Budgets must be spent in the right areas
It is encouraging that 59% of respondents plan on increasing their information security budgets in the coming 12 months and shows a trend which goes against the current climate of cutbacks within organisations. However, only 48% believe information security strategies adequately address risk and only 51% have documented strategies in place.
An increasing number of organisations are offering support for employee-owned devices. With 46% of respondents stating that there are increased risks due to internal vulnerabilities, it is critical that organisations are aware of the risks posed by "bring your own devices" and other similar policies.
Building trust in the cloud
Respondents named cloud computing as their top information security funding priority for the coming 12 months. Despite the compelling story for cloud adoption, many organisations are still unclear of the implications of cloud and are increasing their efforts to better understand the impact of its adoption and the risks.
48% of respondents listed the implementation of cloud computing as a difficult or very difficult challenge, and more than half have not implemented any controls to mitigate the risks associated with cloud computing. The most frequently taken measure is stronger oversight on the contract management process with cloud providers, but even this is only done by 20% of respondents, indicating a high and possibly misguided level of trust.
Top level priority
The survey shows that only 12% of respondents are presenting information security topics at each board meeting.
Rather more worrying is less than half (49%) of survey respondents stated that their information security function is meeting the needs of the organisation. Specifically in the UK, the main reason cited by respondents for this is a lack of skilled resources (23% in the UK, compared to 13% globally). With this level of risk posed to companies' reputations and operations, business leaders need to take action.

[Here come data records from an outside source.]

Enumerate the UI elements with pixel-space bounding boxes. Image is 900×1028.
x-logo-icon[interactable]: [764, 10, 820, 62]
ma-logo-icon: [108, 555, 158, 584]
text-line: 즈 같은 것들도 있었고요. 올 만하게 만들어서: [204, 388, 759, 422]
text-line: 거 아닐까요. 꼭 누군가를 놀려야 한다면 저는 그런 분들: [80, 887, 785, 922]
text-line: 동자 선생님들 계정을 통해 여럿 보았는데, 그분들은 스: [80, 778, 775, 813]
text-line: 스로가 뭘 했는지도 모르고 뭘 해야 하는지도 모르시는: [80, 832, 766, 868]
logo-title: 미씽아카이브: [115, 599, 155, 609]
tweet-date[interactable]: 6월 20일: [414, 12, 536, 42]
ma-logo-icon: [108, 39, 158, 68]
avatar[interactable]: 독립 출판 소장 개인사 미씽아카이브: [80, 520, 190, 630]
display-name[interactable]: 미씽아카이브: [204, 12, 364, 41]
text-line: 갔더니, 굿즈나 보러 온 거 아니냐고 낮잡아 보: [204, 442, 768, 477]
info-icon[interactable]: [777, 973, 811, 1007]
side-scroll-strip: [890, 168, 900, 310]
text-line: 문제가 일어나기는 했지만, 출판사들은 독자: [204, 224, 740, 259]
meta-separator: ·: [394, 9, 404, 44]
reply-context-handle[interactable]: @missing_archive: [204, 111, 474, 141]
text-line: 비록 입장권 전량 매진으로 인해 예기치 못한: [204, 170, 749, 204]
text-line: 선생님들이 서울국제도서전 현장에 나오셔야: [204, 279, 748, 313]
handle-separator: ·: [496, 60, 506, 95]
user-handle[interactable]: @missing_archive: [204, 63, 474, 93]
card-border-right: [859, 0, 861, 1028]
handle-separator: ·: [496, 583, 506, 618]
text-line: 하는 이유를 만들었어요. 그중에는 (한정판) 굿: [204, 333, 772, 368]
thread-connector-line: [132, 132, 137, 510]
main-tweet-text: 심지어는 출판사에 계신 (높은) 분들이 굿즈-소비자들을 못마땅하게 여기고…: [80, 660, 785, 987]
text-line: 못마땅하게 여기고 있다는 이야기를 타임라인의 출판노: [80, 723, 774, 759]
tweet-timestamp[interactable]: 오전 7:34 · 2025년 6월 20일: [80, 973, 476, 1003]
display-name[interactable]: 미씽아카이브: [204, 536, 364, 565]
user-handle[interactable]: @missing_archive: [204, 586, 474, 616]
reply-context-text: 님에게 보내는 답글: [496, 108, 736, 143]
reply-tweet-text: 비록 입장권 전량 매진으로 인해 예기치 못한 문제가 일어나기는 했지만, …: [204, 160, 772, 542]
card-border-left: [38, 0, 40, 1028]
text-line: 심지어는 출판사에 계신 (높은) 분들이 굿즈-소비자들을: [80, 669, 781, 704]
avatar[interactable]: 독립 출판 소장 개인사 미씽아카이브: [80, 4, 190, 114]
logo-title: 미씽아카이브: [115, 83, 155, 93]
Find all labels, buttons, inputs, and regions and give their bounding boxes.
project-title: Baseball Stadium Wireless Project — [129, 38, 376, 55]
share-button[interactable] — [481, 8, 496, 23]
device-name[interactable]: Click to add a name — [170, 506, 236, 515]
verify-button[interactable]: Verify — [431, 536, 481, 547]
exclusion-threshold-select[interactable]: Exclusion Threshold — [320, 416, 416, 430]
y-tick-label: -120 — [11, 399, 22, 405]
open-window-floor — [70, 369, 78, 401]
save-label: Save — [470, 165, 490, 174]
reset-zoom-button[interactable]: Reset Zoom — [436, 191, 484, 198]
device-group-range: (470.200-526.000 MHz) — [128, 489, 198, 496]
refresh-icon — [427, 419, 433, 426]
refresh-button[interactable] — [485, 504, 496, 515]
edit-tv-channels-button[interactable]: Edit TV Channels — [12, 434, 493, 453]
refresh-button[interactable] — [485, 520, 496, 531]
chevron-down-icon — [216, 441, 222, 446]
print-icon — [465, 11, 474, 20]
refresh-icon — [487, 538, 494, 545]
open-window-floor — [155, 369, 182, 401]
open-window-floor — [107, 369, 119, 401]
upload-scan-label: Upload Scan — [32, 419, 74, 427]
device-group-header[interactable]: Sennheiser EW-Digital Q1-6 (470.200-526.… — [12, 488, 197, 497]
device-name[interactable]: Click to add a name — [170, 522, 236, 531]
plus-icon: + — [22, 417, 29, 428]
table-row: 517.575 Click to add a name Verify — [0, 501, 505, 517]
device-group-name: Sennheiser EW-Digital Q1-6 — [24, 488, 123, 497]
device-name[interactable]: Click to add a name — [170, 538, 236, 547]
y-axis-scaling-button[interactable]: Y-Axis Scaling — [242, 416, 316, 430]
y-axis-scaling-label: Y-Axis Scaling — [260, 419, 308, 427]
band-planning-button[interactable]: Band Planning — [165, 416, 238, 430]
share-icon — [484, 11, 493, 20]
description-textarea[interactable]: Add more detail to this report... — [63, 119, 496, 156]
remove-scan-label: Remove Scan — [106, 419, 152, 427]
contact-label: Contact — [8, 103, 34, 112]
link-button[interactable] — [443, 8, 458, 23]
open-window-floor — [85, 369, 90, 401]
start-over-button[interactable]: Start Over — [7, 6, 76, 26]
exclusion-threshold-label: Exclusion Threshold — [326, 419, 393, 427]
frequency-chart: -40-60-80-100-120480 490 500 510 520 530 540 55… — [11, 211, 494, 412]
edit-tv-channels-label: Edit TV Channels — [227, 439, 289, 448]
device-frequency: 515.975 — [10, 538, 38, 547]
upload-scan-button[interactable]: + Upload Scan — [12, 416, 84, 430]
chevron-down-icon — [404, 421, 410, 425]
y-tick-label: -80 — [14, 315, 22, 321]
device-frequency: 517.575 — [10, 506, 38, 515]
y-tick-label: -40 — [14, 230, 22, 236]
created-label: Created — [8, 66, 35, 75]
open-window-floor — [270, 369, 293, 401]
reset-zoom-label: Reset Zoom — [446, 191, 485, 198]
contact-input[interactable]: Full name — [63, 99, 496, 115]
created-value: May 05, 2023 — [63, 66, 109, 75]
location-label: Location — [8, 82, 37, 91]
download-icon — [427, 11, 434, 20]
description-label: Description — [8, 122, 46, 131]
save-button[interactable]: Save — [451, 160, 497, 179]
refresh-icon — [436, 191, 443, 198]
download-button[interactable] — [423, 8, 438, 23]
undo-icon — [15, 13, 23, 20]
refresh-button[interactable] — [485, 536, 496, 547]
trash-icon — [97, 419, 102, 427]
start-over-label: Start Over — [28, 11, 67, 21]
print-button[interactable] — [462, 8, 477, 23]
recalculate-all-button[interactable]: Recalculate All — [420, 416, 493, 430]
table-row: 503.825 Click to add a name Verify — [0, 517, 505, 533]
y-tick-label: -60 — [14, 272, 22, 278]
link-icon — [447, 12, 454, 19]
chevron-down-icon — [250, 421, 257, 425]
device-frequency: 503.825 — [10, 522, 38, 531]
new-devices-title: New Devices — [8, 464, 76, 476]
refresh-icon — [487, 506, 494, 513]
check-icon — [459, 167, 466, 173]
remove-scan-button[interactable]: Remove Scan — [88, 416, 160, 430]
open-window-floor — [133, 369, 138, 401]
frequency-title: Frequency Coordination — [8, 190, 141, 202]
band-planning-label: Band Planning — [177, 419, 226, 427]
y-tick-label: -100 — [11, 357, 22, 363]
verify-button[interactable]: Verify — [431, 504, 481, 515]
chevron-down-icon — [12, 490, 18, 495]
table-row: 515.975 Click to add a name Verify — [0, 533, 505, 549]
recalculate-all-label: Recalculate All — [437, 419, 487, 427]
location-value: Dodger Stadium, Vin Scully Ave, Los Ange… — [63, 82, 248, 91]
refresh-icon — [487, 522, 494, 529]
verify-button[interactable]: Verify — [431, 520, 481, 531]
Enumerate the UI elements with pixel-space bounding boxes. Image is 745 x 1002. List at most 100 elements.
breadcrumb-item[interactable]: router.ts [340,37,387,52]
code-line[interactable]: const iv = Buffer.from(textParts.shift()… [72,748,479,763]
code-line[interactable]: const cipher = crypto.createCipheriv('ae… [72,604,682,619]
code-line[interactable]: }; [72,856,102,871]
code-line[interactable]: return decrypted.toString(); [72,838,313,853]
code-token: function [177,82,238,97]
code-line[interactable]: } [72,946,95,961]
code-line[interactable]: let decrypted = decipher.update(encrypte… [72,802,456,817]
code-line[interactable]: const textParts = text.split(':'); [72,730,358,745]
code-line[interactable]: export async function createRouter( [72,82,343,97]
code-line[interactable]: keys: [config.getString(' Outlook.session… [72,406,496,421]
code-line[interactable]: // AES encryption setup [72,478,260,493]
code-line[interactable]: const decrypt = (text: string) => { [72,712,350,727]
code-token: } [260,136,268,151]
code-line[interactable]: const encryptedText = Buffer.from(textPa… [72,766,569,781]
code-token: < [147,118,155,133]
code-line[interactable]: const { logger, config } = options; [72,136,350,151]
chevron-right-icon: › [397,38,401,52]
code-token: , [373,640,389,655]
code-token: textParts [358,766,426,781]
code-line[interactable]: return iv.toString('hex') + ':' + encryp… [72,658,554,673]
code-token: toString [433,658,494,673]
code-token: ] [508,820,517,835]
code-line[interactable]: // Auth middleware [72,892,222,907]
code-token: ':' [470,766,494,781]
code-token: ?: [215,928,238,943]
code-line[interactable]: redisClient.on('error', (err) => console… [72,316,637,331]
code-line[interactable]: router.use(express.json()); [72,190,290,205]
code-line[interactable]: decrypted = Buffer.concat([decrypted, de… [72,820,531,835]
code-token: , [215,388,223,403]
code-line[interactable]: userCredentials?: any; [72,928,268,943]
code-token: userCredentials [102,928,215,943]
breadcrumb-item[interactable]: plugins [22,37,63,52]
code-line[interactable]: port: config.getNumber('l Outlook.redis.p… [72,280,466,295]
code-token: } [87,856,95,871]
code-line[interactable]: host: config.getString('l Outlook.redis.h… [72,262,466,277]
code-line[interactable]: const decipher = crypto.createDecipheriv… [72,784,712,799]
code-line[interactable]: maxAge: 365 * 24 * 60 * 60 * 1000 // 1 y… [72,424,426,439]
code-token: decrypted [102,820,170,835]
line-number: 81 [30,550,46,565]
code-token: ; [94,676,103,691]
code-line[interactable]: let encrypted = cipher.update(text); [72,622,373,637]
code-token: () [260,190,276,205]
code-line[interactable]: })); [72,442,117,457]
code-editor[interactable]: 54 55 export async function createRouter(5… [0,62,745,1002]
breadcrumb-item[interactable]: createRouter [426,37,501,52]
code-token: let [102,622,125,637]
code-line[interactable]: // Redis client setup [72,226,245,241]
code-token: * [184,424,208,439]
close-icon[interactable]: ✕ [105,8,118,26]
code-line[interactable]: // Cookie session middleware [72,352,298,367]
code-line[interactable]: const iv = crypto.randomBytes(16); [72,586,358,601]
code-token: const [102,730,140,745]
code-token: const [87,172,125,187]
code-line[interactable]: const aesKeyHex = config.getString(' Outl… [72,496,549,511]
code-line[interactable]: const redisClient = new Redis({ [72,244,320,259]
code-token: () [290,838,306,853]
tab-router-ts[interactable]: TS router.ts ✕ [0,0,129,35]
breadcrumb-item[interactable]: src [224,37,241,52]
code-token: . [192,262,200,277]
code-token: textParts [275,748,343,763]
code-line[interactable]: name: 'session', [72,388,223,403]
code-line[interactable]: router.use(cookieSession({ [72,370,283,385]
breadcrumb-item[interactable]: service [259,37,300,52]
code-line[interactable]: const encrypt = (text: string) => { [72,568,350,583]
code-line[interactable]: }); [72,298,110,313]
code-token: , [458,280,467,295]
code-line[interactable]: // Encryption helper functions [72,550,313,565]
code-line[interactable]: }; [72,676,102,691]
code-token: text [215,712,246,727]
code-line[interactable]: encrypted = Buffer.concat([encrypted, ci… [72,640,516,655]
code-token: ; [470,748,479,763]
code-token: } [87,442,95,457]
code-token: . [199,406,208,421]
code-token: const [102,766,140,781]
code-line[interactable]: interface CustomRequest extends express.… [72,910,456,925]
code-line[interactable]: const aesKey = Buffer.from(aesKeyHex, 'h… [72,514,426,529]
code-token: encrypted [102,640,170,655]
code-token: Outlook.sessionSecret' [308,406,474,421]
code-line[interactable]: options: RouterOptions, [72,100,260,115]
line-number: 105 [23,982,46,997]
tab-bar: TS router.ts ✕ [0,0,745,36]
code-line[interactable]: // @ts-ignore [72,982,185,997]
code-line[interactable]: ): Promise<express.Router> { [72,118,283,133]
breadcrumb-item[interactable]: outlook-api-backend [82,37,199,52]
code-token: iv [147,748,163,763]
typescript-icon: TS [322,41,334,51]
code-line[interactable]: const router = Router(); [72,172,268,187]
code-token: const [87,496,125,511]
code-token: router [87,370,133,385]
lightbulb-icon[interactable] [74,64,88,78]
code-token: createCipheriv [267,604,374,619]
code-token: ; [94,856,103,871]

Steve Holt, financial services partner for Ernst & Young explains: "This shows that within the UK we have a significant shortage of skilled workers in this field when compared to our international counterparts. Urgent action is required to tackle this to ensure that UK based companies can continue to defend themselves against these growing threats."
"Data loss is on the rise. Our results show that 66% of companies have still not implemented data leakage solutions. Given customer expectation that companies will protect their personal data, more needs to be done in plugging the leaks."
Most respondents (72%) claimed that external malicious attacks were their top risk. These attacks may be fuelled by information obtained through the use of social media that was used to send targeted phishing messages to specific individuals.
To help address potential risks posed by social media, organisations seem to be adopting a hard-line response. More than half (53%) have responded by blocking access to sites rather than embracing the change and adopting enterprise-wide measures.
Jane Cannon concludes: "A pragmatic and pro-active response rather than a reactive one is required. Information security needs to be more visible in the boardroom with a clearly defined strategy that will support the business in the cloud and elsewhere. Most companies still have a long way to go to make this a reality."
"In order to effectively manage IT risks in general, organisations need to get a broad and comprehensive view of the entire IT risk landscape. This holistic perspective will provide companies with a starting point to help identify and manage current IT risks and challenges, as well as those that may evolve over time."